I am trying to solve the given integral (on my own, not a homework problem.)
$$\int_{e}^{\infty} \frac{x+1}{x^3\ln ^2(x)} dx$$
I am having problem with a part of using Feynman's technique which I need resolved.
I can rewrite this as:
$$\int_{e}^{\infty} \frac{x^{-2}+x^{-3}}{\ln ^2(x)} dx$$
And can create the function:
$$I(s,t) = \int_{e}^{\infty} \frac{x^{-s}+x^{-t}}{\ln ^2(x)} dx$$
Note that our original integral is $I(2,3)$. Here's where my confusion first sets in. I am attempting to get rid of the $\ln^2(x)$, so I can either compute $I_{tt} (s,t), I_{ss}(s,t),$ or $I_{st} (s,t)$, and these will ALL get rid of the $\ln^2(x)$ in the denominator. The first confusion is why this is.
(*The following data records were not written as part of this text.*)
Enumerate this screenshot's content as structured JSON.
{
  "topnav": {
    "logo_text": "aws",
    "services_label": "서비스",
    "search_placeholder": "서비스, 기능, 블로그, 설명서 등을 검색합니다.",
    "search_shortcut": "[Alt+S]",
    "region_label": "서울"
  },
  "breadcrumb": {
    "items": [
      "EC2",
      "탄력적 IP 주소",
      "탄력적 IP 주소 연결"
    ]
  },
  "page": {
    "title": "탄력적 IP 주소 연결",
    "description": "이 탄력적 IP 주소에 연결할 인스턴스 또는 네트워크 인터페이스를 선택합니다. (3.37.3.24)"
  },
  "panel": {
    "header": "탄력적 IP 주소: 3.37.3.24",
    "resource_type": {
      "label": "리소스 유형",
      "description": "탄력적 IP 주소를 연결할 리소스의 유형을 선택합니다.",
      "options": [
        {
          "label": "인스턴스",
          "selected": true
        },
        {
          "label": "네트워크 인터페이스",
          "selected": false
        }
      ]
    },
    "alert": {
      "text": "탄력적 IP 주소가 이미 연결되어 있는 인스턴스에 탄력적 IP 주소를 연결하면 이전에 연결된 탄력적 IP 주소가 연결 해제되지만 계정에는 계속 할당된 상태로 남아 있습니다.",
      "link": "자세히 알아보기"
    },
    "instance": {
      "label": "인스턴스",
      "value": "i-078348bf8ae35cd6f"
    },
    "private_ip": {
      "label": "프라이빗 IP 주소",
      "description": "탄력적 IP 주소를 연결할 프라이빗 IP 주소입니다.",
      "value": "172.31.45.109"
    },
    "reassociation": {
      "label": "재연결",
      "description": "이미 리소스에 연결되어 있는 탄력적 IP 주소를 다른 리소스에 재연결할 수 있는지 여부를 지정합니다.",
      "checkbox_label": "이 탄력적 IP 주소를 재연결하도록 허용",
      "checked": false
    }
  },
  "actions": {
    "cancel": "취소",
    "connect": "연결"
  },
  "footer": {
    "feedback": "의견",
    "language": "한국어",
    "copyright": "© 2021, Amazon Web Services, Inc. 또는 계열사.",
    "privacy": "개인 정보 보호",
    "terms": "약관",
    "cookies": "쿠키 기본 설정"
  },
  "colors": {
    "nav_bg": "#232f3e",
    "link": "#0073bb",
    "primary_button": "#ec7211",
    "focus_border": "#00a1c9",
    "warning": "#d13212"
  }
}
Here's my working after computing $\frac{\partial ^2I}{\partial s \partial t}$.
$$\frac{\partial ^2I}{\partial s \partial t}= \int_{e}^{\infty} (x^{-s} + x^{-t})dx = \frac{e^{1-t}}{1-t} + \frac{e^{1-s}}{1-s}$$.
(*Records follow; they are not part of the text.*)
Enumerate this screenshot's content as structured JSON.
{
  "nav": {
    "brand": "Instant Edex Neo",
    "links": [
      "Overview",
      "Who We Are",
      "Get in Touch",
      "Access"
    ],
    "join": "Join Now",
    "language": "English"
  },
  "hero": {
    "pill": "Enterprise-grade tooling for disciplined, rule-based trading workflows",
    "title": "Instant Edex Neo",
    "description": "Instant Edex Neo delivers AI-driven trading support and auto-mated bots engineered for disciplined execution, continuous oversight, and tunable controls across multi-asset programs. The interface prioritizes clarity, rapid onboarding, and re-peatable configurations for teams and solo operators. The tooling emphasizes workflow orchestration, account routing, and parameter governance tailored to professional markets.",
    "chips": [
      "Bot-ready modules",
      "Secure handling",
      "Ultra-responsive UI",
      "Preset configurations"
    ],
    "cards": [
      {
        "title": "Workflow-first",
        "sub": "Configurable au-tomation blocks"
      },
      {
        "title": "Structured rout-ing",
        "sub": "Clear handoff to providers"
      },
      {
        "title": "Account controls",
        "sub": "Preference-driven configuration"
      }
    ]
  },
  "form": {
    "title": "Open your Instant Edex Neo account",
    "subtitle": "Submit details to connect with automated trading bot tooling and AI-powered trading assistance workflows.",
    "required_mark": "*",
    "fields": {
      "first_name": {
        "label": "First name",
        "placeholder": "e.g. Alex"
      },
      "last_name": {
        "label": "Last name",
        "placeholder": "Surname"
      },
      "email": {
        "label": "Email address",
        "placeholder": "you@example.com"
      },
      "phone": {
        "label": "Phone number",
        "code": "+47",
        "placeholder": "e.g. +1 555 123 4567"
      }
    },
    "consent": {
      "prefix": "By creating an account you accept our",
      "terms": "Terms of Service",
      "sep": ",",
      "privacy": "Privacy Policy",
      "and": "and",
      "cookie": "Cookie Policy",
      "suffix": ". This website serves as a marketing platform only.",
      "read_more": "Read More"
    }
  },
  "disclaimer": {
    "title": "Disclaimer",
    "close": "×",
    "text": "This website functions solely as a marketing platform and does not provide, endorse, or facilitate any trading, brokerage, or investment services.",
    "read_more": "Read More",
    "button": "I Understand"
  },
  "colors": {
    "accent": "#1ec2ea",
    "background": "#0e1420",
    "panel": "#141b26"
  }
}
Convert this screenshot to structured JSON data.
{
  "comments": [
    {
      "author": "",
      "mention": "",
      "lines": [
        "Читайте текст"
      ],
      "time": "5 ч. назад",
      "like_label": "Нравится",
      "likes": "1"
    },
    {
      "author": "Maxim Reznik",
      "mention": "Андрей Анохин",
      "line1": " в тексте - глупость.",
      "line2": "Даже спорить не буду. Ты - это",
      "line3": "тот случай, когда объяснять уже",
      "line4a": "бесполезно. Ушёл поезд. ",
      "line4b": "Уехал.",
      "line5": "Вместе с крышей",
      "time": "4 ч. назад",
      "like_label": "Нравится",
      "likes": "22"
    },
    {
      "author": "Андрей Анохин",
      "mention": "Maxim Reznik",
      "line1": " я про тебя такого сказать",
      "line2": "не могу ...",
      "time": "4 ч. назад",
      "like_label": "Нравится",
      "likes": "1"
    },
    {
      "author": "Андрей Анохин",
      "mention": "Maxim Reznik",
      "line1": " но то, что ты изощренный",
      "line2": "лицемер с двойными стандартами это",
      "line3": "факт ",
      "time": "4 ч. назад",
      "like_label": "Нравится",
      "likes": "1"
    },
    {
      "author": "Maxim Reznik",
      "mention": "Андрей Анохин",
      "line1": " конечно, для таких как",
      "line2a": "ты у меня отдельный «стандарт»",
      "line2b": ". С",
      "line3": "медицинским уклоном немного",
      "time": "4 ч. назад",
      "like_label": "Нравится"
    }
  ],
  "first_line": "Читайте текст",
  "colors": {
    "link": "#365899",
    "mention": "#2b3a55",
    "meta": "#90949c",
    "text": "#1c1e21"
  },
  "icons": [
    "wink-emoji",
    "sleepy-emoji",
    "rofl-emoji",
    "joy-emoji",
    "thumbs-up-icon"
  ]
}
$\int \frac{e^x}{x} dx$ doesn't have an elementary antiderivative, so call this integral $\text{Ei} (x)$, as it is often named.
Integrate with respect to $t$ yields:
$$\frac{\partial I}{\partial s} = -\text{Ei} (1-t) + \frac{te^{1-s}}{1-s} + f_1 (s)$$
Integrate with respect to $s$.
$$I(s,t) = -s\text{Ei} (1-t) - t\text{Ei} (1-s) + \int f_1(s) ds + f_2(t).$$
Here is my other question, which relates to Feynman's technique with a multivariable function in general, not necessarily with this question. When we differentiate under the integral sign to evaluate an integral, we use one parameter, and use a clever value for the parameter to evaluate the constant $C$ after integrating. When we integrate and there's partials involved, we have to introduce a whole FUNCTION with the other variable. How can we find this, and how in general can we use $I(s,t)$ to evaluate the integral? You can't simply put a nice value of $s$ or $t$ for a function.
Concerning the first integral, let $x=e^t$ to end with $$I=\int \frac{x+1}{x^3\log ^2(x)} dx=\int \frac{e^{-2 t}}{t^2} \,dt+\int \frac{e^{-t}}{t^2} \,dt$$ Using one integration by parts $$\int \frac{e^{-k t}}{t^2} \,dt=-k\, \text{Ei}(-k t)-\frac{e^{-k t}}{t}$$ This makes $$I=-\frac{2 t \,\text{Ei}(-2 t)+t \,\text{Ei}(-t)+e^{-2 t}+e^{-t}}{t}$$ Integrating from $1$ to $\infty$, this gives $$\int_{e}^{\infty} \frac{x+1}{x^3\log ^2(x)} dx=2\,\text{Ei}(-2)+\text{Ei}(-1)+\frac{1}{e^2}+\frac{1}{e}$$
You could also make the problem more general using, if $k>0$, $$\int t^{-n} \,e^{-kt}\,dt=-k^{n-1} \Gamma (1-n,k t)$$ $$\int_1^\infty t^{-n} \,e^{-kt}\,dt=k^{n-1} \Gamma (1-n,0)$$